The motoring research charity urged councils to reveal where this money would be spent.
The figures represent income from day-to-day, on and off-street parking charges, minus running costs.
However, the Local Government Association (LGA) dismissed the report as "wholly inaccurate and misleading".
Almost half the money - £308m - was generated by councils in London, with more affluent areas collecting the most.
Westminster led the way with £46.4m, followed by Kensington and Chelsea with £33m and Camden with £24.5m.
Brighton and Hove (£18.6m) and Nottingham City (£13.3m) were the only two local authorities outside London in the top 10.
The RAC Foundation said the increase in profits came from a rise in parking charge income rather than a reduction in running costs.
'Essential projects'
"The financial sums involved in local authority parking are huge and the overall profits eye-watering," said Steve Gooding, director of the charity.
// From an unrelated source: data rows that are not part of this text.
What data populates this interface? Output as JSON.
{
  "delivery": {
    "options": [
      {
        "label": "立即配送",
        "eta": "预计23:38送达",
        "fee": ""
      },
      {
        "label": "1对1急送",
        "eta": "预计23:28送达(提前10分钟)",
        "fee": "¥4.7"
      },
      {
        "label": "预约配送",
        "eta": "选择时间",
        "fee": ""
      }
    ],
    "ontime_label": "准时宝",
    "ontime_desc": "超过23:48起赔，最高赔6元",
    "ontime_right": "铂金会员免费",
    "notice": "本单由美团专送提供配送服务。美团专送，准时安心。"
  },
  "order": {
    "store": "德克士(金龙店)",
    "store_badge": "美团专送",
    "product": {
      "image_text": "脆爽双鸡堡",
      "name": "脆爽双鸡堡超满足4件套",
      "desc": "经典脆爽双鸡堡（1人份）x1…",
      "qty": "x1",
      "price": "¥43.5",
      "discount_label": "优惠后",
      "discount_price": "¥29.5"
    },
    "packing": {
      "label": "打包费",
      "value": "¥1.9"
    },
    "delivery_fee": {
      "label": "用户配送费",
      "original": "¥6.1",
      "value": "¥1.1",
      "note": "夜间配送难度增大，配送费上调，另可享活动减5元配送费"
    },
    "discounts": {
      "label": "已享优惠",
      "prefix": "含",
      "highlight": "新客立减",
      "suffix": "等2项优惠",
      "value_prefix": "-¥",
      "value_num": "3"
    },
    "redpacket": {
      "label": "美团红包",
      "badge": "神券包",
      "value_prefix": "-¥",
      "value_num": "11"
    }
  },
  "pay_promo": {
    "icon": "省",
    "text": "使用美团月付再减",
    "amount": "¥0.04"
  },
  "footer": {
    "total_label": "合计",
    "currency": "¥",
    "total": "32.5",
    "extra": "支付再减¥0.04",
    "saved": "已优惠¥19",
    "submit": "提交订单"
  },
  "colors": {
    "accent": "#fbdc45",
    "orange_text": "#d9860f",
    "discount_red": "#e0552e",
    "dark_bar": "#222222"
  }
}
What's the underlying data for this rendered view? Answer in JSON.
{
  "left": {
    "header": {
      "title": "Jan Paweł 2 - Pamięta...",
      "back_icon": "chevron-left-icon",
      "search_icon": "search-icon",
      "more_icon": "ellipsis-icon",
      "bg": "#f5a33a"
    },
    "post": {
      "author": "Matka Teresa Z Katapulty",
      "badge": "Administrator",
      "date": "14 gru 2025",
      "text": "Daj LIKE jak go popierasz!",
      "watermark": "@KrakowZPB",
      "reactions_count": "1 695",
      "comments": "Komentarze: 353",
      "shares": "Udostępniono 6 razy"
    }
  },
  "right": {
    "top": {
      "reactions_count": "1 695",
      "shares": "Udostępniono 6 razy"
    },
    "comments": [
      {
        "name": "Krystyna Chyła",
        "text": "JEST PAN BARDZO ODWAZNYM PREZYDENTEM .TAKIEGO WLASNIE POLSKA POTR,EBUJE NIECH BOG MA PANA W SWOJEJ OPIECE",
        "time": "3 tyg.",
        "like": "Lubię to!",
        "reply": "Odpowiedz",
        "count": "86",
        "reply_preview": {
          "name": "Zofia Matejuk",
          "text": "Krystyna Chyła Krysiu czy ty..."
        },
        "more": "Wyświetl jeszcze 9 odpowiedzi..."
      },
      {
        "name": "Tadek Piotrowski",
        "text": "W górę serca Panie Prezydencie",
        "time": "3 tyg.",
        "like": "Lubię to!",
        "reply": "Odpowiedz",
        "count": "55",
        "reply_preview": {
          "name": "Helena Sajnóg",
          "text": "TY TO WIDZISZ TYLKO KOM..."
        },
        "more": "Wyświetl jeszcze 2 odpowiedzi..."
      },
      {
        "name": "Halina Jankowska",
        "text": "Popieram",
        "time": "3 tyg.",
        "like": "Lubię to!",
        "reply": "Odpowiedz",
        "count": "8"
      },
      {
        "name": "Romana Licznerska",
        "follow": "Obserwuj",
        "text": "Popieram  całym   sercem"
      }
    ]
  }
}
"The legal position is that parking charges are to be used as a tool for managing traffic. But with local government budgets under ever-greater pressure, the temptation to see them as a fund raiser must be intense."
But the LGA rejected the idea that local authorities make a profit from parking charges.
"The reality is income is spent on running parking services and any surplus is only spent on essential transport projects, such as tackling the £12bn roads repair backlog and creating new parking spaces.
"Councils are on the side of hard-pressed motorists.
"The average motorist is paying 30 times more to Whitehall in charges and taxation each year than they do to their town hall through parking."